McKesson Corporation (NYSE:MCK) surged 17.8% in May, according to data from S&P Global Market Intelligence. Shares of America's largest prescription-drug distributor received some lift from a positive fiscal year-end report.
The market was expecting an even $3 per share in adjusted earnings when McKesson delivered fiscal fourth-quarter earnings last month. Instead, the company delivered a pleasant surprise, with adjusted earnings of $3.42 per share.

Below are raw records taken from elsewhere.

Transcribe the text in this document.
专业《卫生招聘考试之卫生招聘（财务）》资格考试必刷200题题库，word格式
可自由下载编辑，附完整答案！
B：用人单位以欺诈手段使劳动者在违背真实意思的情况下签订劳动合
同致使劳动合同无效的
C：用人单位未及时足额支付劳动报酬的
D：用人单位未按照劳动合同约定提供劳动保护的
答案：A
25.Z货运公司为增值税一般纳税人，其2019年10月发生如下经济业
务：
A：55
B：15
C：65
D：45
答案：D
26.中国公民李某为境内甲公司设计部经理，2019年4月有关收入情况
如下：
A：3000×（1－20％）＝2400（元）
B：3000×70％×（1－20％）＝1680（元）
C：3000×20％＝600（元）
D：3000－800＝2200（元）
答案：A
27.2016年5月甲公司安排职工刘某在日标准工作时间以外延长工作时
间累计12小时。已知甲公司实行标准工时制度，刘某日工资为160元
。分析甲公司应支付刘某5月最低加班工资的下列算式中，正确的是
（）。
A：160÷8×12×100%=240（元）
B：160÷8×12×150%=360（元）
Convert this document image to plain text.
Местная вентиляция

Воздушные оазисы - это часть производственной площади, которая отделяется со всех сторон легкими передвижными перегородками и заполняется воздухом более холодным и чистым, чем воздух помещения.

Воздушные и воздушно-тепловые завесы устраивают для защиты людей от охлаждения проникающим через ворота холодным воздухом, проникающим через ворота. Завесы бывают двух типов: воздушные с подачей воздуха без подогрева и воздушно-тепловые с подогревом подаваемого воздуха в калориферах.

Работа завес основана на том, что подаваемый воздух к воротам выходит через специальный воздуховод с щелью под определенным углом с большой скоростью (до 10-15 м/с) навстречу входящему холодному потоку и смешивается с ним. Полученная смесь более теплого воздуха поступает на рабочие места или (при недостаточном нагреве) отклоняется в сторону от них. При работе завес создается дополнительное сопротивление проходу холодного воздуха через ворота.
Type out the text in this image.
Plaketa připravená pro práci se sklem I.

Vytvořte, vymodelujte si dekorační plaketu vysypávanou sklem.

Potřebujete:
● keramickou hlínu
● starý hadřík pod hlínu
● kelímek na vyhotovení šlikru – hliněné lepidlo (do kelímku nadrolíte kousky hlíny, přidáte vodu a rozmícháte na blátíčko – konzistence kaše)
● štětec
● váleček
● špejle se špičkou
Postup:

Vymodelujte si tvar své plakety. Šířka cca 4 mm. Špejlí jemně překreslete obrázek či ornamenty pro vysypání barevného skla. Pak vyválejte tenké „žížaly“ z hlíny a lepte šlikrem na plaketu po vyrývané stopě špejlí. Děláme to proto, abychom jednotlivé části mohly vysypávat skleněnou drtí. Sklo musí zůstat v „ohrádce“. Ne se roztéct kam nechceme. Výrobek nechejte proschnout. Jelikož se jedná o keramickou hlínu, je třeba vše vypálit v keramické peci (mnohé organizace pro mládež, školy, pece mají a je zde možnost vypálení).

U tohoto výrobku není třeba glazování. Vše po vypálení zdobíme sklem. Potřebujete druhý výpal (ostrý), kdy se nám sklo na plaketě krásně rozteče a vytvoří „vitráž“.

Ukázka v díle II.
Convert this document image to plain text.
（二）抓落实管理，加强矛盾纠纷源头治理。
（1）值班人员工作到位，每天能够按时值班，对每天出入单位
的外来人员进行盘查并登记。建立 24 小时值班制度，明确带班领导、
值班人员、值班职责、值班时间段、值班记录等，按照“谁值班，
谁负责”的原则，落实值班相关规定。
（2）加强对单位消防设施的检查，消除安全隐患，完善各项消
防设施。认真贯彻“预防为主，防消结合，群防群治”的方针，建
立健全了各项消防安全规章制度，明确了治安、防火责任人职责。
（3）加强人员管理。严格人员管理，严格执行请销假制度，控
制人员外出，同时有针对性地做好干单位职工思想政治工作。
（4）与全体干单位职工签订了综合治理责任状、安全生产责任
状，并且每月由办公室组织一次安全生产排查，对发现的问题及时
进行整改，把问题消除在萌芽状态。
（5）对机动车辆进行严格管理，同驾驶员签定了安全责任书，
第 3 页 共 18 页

Downward pressure on prescription-drug pricing has been tough on McKesson and its peers. Plenty of prescription drugs carry a wide margin for the companies that develop them, but wholesale distributors operate on a razor-thin margin. The stock has been depressed for the past couple of years because of fear that payer pushback over prescription-drug pricing would stifle profitability, but this doesn't seem to be the case. During the three months ended in March, gross profit from the distribution segment grew about 7% at constant currency exchange rates, which was a percentage point faster than revenue grew when compared with the same period last year.
For the current fiscal year, McKesson expects adjusted earnings to fall within a range between $11.75 and $12.45 per share. Not meeting the high end of the guidance range would lead to a slight decrease on the bottom line. Given the industry's headwinds, that's not so bad.
Although political uncertainty surrounding healthcare reform and tax relief clouds McKesson's future, it's still the nation's biggest distributor of prescription drugs. Whatever happens in Washington won't change the need to source drugs from manufacturers, store, and ship them. The next several quarters might be nervy, but this stock still has what it takes to outperform over the long run.